I’ve been working on AMP models on CUDA recently and found that half2
is not always enabled in the injective schedule due to the configuration of block size and thread numbers. I made a script for benchmarking, and this is the output on T4 (max thread number=1024):
FP32Mul_FP16Add, block=256, thread=1024, prod=262144: 0.1273ms, use-half2? False
FP32Mul_FP16Add, block=128, thread=1024, prod=131072: 0.1363ms, use-half2? False
FP32Mul_FP16Add, block= 64, thread=1024, prod= 65536: 0.1012ms, use-half2? True
FP32Mul_FP16Add, block=256, thread= 512, prod=131072: 0.1167ms, use-half2? False
FP32Mul_FP16Add, block=128, thread= 512, prod= 65536: 0.1023ms, use-half2? True
FP32Mul_FP16Add, block= 64, thread= 512, prod= 32768: 0.0993ms, use-half2? True --> best
==============
FP16Mul_FP16Add, block=256, thread=1024, prod=262144: 0.1260ms, use-half2? False
FP16Mul_FP16Add, block=128, thread=1024, prod=131072: 0.1364ms, use-half2? False
FP16Mul_FP16Add, block= 64, thread=1024, prod= 65536: 0.1013ms, use-half2? True
FP16Mul_FP16Add, block=256, thread= 512, prod=131072: 0.1181ms, use-half2? False
FP16Mul_FP16Add, block=128, thread= 512, prod= 65536: 0.1024ms, use-half2? True
FP16Mul_FP16Add, block= 64, thread= 512, prod= 32768: 0.0994ms, use-half2? True --> best
==============
FP16Mul, block=256, thread=1024, prod=262144: 0.1266ms, use-half2? False
FP16Mul, block=128, thread=1024, prod=131072: 0.1357ms, use-half2? False
FP16Mul, block= 64, thread=1024, prod= 65536: 0.0993ms, use-half2? True --> best
FP16Mul, block=256, thread= 512, prod=131072: 0.1246ms, use-half2? False
FP16Mul, block=128, thread= 512, prod= 65536: 0.1007ms, use-half2? True
FP16Mul, block= 64, thread= 512, prod= 32768: 0.0994ms, use-half2? True
==============
Cast, block=256, thread=1024, prod=262144: 0.0876ms, use-half2? False
Cast, block=128, thread=1024, prod=131072: 0.0938ms, use-half2? False
Cast, block= 64, thread=1024, prod= 65536: 0.0670ms, use-half2? True
Cast, block=256, thread= 512, prod=131072: 0.0802ms, use-half2? False
Cast, block=128, thread= 512, prod= 65536: 0.0629ms, use-half2? True --> best
Cast, block= 64, thread= 512, prod= 32768: 0.0638ms, use-half2? True
==============
I got two insights from the results:
- The best configurations are always the one that enables
half2
. - In my workload with input tensor (768, 3072), seems like
half2
can be used whenblock x thread <= 65536
.
Although we can make the injective schedule tunable and get the best configuration with AutoTVM/Ansor, I’m seeking for some improvements to the injective schedule to make use of half2
when possible.

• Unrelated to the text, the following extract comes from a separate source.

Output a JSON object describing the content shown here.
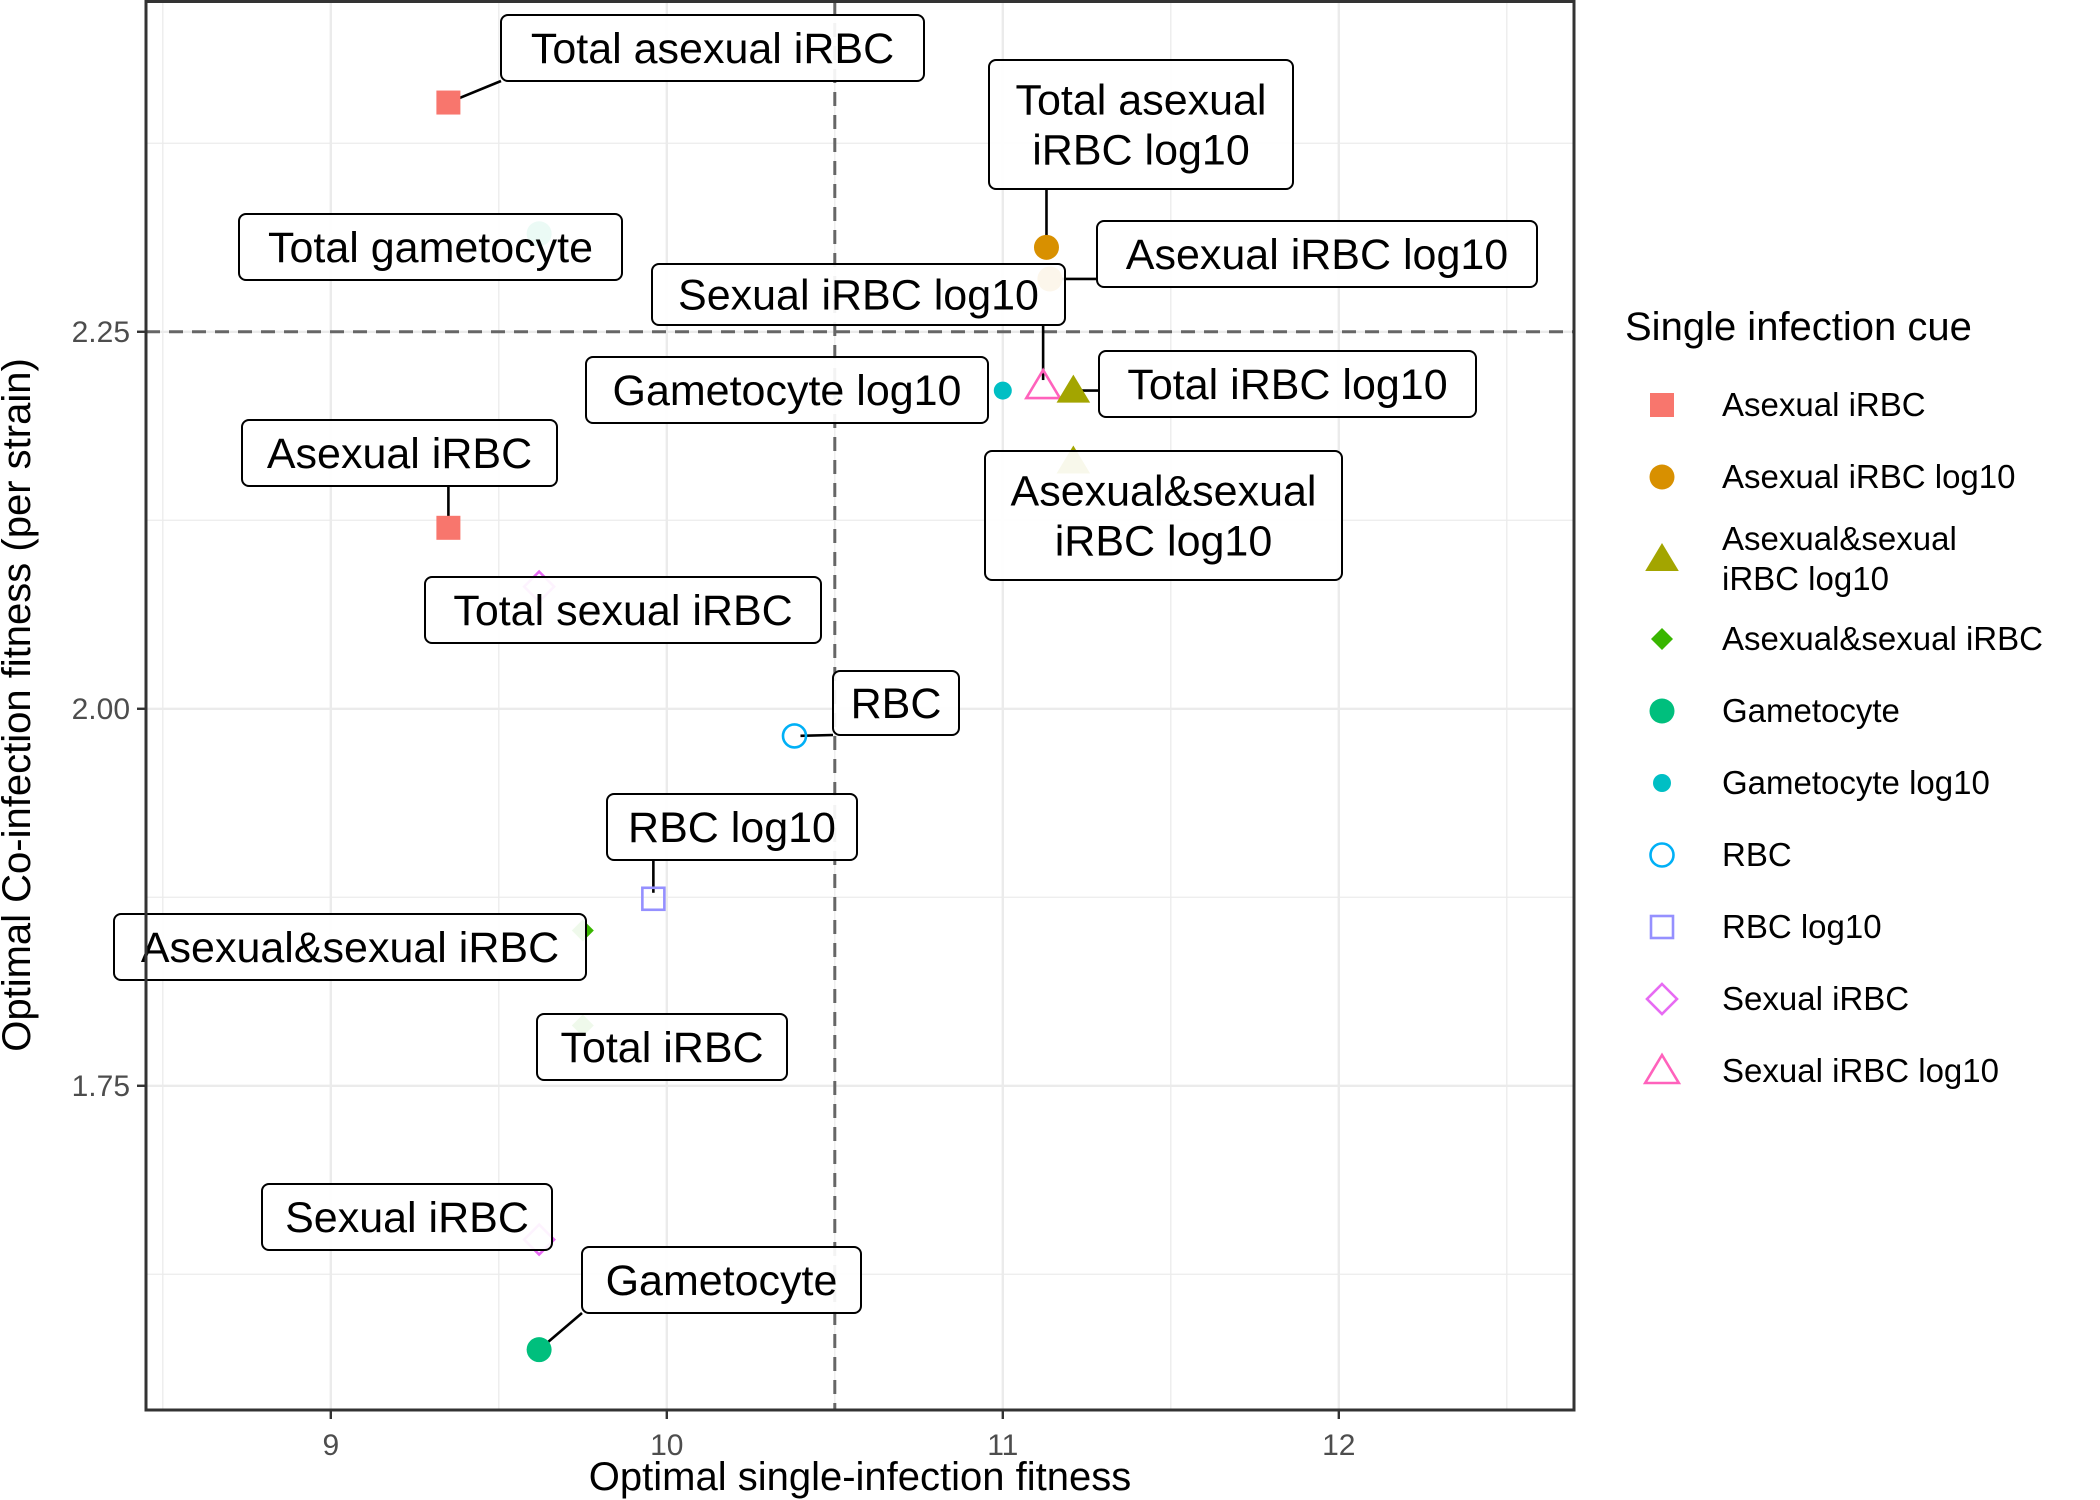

However, since I’m not really a CUDA/GPU expert, I’m not sure if these insights are generally applicable.
The benchmark script is available here: benchmark_cuda_injective_schedule.py · GitHub
@wpan11nv @vinx13 @Laurawly @masahi @AndrewZhaoLuo do you have any suggestions on this? Thanks.